Task 13 — Tombstone garbage collection with grace period¶

Goal: Implement correct tombstone GC: drop a tombstone during compaction only when the compaction reaches the bottom level (no older copy can survive) and a configured grace period (wall-clock or logical) has elapsed.

Acceptance: - A tombstone dropped only at the bottom level + after grace; otherwise retained. - Construct a scenario where dropping a tombstone too early would resurrect a key, and show your implementation does not.

Hints: - Track each tombstone's creation time/seq; compare against now - grace at compaction. - The bottom-level check: this compaction includes the oldest run that could contain the key.

Task 14 — Persist SSTables to real files¶

Goal: Write SSTables to actual files with the layout from middle.md §5 (data blocks, index block, filter block, footer) and per-block CRC checksums. Reopen the database from disk and serve reads; verify checksums on read.

Acceptance: - A database survives process restart: reopen, replay WAL for the un-flushed memtable, and serve correct reads. - A deliberately corrupted block is detected via checksum on read (and recovered from WAL/another copy if available).

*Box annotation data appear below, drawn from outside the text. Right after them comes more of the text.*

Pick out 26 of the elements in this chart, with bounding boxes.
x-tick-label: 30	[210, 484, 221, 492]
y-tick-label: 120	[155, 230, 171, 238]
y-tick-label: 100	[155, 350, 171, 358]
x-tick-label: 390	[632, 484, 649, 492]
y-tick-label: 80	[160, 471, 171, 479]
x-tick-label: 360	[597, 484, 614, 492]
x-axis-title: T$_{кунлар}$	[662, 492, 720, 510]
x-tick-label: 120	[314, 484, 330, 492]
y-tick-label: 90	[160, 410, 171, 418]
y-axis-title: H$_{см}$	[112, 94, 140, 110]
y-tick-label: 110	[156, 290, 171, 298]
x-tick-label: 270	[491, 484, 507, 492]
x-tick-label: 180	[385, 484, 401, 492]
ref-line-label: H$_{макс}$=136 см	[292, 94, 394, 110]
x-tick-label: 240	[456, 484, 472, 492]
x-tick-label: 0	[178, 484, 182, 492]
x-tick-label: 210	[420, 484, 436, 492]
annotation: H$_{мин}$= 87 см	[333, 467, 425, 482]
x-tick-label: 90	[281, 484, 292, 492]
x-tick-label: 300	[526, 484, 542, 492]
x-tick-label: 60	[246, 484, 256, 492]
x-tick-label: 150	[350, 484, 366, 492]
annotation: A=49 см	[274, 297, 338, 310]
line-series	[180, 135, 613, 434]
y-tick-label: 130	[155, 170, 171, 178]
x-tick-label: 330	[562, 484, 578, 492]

Hints: - Footer stores offsets of index and filter blocks; read it first on open. - Use a length-prefixed entry encoding; compute and store a CRC per data block.

Task 15 — Benchmark: LSM-tree vs B-tree (or sorted map)¶

Goal: Benchmark your LSM-tree against a B-tree / balanced sorted map (TreeMap, container/list+, Python sortedcontainers) across (a) write-heavy, (b) read-heavy, and (c) delete-heavy workloads, reporting throughput and the three amplifications for the LSM-tree.

Compare performance across all 3 languages and both structures.

Go¶

package main

import (
    "fmt"
    "math/rand"
    "time"
)

func main() {
    sizes := []int{1000, 10000, 100000}
    for _, n := range sizes {
        // build a workload: 70% writes, 25% reads, 5% deletes
        ops := make([]int, n)
        keys := make([]string, n)
        for i := range ops {
            r := rand.Intn(100)
            switch {
            case r < 70:
                ops[i] = 0 // put
            case r < 95:
                ops[i] = 1 // get
            default:
                ops[i] = 2 // delete
            }
            keys[i] = fmt.Sprintf("k%d", rand.Intn(n))
        }
        start := time.Now()
        // runLSMWorkload(ops, keys)   // your LSM-tree
        elapsed := time.Since(start)
        fmt.Printf("n=%7d: %.3f ms\n", n, float64(elapsed.Milliseconds()))
    }
}

Java¶

import java.util.*;

public class Benchmark {
    public static void main(String[] args) {
        int[] sizes = {1000, 10000, 100000};
        Random rnd = new Random(42);
        for (int n : sizes) {
            int[] ops = new int[n];
            String[] keys = new String[n];
            for (int i = 0; i < n; i++) {
                int r = rnd.nextInt(100);
                ops[i] = r < 70 ? 0 : (r < 95 ? 1 : 2);   // put / get / delete
                keys[i] = "k" + rnd.nextInt(n);
            }
            long start = System.nanoTime();
            // runLsmWorkload(ops, keys);   // your LSM-tree
            long elapsed = System.nanoTime() - start;
            System.out.printf("n=%7d: %.3f ms%n", n, elapsed / 1_000_000.0);
        }
    }
}

Python¶

import random, time

def main():
    for n in (1_000, 10_000, 100_000):
        random.seed(42)
        ops, keys = [], []
        for _ in range(n):
            r = random.randint(0, 99)
            ops.append(0 if r < 70 else (1 if r < 95 else 2))  # put/get/delete
            keys.append(f"k{random.randint(0, n)}")
        start = time.perf_counter()
        # run_lsm_workload(ops, keys)   # your LSM-tree
        elapsed = (time.perf_counter() - start) * 1000
        print(f"n={n:>7}: {elapsed:.3f} ms")

if __name__ == "__main__":
    main()

Acceptance: - The LSM-tree out-throughputs the in-place sorted-map structure on the write-heavy workload. - The read-heavy and delete-heavy results illustrate the read/space-amplification trade-off (LSM slower or larger). - Report write/read/space amplification for the LSM-tree across all three workloads, and discuss which compaction strategy you would pick for each.